BBC News has also come out with special Indian coverage, putting forward its own solutions to the country’s building fake news crisis.
“Occasionally, fake news is created to cause mischief or financial gain — however articles from questionable sources can carry a more sinister intent. In India, the problem of how quickly fake news spreads on WhatsApp has become a big issue in recent months after it led to a spate of mob lynchings when false rumours were circulated about the victims,” Angus told IANS in an email interview.

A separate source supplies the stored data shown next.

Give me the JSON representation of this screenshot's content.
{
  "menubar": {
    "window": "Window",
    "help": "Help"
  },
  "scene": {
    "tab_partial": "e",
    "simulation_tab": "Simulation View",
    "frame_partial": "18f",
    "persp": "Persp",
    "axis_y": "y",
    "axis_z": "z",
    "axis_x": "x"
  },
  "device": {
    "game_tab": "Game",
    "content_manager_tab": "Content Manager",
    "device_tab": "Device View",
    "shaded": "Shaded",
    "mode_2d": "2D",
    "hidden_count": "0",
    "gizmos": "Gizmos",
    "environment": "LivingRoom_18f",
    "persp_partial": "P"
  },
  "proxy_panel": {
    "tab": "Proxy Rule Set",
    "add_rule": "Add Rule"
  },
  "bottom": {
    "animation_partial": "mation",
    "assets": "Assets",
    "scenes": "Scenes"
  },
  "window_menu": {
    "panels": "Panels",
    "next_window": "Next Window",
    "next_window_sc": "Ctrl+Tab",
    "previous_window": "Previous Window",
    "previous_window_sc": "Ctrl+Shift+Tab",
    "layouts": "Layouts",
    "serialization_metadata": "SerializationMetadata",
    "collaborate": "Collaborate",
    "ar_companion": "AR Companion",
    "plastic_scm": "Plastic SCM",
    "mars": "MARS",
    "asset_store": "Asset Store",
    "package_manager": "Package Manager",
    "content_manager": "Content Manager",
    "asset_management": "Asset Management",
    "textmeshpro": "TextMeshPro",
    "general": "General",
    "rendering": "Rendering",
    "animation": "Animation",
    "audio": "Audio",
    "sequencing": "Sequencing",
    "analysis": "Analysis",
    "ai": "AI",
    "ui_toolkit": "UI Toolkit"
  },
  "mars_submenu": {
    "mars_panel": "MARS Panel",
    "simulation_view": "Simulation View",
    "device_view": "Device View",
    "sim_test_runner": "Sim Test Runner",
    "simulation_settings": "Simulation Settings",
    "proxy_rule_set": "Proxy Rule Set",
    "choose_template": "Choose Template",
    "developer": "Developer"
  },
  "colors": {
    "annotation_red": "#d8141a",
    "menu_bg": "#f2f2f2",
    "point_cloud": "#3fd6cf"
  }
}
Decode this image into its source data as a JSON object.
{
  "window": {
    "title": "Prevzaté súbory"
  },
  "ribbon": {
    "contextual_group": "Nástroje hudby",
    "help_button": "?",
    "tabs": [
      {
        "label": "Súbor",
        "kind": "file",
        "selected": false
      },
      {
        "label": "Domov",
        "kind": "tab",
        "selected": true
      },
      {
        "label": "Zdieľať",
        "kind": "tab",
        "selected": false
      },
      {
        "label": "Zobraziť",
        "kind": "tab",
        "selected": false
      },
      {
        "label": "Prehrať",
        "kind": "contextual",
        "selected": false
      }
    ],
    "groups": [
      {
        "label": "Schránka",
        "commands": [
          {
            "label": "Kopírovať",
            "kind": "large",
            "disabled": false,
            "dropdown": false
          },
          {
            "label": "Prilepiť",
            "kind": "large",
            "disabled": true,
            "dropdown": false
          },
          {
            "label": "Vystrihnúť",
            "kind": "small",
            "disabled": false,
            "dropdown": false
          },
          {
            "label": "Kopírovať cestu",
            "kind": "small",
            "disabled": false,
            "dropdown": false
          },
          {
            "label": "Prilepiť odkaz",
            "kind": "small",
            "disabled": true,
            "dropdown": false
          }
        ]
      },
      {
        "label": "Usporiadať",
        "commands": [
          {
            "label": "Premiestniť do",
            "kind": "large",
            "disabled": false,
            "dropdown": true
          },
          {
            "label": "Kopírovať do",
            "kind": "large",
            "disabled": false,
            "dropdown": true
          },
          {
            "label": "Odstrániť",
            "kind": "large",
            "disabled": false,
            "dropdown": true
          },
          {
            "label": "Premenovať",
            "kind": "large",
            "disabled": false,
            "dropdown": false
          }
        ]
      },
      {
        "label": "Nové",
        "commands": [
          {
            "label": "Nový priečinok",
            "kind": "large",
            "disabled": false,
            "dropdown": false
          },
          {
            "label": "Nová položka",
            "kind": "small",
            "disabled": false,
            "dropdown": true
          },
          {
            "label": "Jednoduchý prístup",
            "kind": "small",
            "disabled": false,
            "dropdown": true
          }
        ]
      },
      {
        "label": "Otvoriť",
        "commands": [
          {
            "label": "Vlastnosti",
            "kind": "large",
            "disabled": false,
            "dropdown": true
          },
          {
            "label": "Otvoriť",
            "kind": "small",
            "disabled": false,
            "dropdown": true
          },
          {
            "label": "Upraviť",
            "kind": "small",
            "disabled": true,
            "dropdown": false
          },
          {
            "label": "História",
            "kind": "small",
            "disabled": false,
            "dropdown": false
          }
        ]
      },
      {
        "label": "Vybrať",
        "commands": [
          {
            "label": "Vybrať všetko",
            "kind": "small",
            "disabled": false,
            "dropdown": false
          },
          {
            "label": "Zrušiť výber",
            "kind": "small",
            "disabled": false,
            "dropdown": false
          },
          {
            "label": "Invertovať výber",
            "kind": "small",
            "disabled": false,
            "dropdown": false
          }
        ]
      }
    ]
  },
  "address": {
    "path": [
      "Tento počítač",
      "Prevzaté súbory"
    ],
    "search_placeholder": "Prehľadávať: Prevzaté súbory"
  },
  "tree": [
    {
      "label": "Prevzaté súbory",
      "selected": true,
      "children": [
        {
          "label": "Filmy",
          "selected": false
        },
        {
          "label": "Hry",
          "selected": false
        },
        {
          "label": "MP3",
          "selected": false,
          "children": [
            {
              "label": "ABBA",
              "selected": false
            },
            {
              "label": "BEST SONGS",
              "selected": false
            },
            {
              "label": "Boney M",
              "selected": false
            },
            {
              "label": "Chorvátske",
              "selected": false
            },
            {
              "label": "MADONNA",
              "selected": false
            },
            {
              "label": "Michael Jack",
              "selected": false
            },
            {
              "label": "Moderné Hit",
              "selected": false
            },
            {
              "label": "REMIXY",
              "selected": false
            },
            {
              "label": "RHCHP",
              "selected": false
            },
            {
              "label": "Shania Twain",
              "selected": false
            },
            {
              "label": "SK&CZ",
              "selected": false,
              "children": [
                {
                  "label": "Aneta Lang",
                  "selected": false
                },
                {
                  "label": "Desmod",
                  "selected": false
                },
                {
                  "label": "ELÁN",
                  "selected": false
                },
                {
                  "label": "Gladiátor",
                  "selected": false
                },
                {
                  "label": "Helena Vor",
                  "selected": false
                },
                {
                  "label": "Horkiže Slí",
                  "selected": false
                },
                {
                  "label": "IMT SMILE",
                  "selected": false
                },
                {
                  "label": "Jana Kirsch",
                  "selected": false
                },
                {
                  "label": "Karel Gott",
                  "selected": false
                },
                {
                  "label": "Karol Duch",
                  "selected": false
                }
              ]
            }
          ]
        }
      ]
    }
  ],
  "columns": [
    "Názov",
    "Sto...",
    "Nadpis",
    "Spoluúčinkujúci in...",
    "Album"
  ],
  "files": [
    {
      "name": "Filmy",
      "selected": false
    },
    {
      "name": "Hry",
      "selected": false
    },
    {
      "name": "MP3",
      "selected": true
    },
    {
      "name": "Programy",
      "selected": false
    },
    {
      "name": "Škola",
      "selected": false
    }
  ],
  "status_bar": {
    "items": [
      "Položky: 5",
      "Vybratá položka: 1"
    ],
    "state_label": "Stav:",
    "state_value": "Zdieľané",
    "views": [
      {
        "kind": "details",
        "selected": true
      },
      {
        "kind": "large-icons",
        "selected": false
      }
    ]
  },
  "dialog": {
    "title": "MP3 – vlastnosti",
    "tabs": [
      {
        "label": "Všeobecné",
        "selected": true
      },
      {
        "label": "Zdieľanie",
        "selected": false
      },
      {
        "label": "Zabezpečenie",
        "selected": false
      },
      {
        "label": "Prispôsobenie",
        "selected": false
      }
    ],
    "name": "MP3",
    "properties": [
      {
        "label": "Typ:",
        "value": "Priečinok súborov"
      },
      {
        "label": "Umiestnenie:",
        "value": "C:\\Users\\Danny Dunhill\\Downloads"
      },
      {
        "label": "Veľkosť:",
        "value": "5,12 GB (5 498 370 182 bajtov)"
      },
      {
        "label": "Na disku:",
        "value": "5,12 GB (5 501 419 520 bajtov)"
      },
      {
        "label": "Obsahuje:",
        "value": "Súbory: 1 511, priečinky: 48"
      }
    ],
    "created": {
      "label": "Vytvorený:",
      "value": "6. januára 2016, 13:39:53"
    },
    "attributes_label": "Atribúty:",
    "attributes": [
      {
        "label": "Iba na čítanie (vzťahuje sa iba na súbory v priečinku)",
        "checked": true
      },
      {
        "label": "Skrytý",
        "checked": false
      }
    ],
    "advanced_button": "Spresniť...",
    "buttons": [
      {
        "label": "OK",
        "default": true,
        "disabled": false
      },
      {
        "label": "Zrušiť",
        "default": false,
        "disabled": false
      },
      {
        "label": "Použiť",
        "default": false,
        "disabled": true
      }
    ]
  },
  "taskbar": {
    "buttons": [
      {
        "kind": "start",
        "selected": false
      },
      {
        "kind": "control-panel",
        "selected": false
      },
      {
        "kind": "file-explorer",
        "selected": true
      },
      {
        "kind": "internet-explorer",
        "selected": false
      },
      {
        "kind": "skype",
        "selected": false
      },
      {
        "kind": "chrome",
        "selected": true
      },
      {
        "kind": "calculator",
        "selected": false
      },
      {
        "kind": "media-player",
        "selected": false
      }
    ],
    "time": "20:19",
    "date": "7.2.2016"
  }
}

“In many parts of the world, the proliferation of fake news is having a detrimental effect on people’s lives, their livelihoods and around national security. It is being used as a political tool to manipulate populations that have upcoming elections, and we have also seen that in India,” he added.
With India’s general elections coming up, Angus feels “it is vital people have access to news they can trust”.
“During the 2019 election campaign, we have pledged to provide a daily election BBC Reality Check service to India, debunking fake news as it happens and explain issues at the centre of the debates… BBC News is making even greater efforts to explain what type of information you are reading or watching, who and where the information is coming from and how a story was crafted the way it was.”
Angus believes the first solution is media literacy.
“If news consumers become educated in how to spot the signs of fakery, in how to cross-reference news sources and read the news items they get forwarded on WhatsApp with a critical eye, I believe we could significantly limit the reach of fake stories.
“This is why the BBC is launching a global ‘Beyond Fake News’ project which includes workshops to school pupils and college students in various locations across India. We also need better ways for people to report poor quality content, especially on chat apps, alongside steps to be taken to limit the speed a link can go viral from a handful of shares to several millions.
“So, the BBC is working with Indian chat platforms, primarily WhatsApp, and partnering with the Google News Initiative and Twitter to co-fund pan-Indian research on what are the fundamental drivers of fake news on messaging and social media platforms.”
Angus said “BBC’s historic investment in journalism in India means we are better placed than ever to tell India’s story to the world”.
“This month’s Fast Forward India season explores India’s rise to become a global leader in innovation and technology. India has some great success stories and we will have a wealth of coverage on BBC World News and BBC.com.
“The special coverage will culminate in November with a series of events on fake news and global media literacy. We will work in partnership with local organisations and India’s young people to find the best solutions to the challenges of fake news, as well as helping to find solutions to the problems of global media literacy which are as relevant in India as they are around the world.”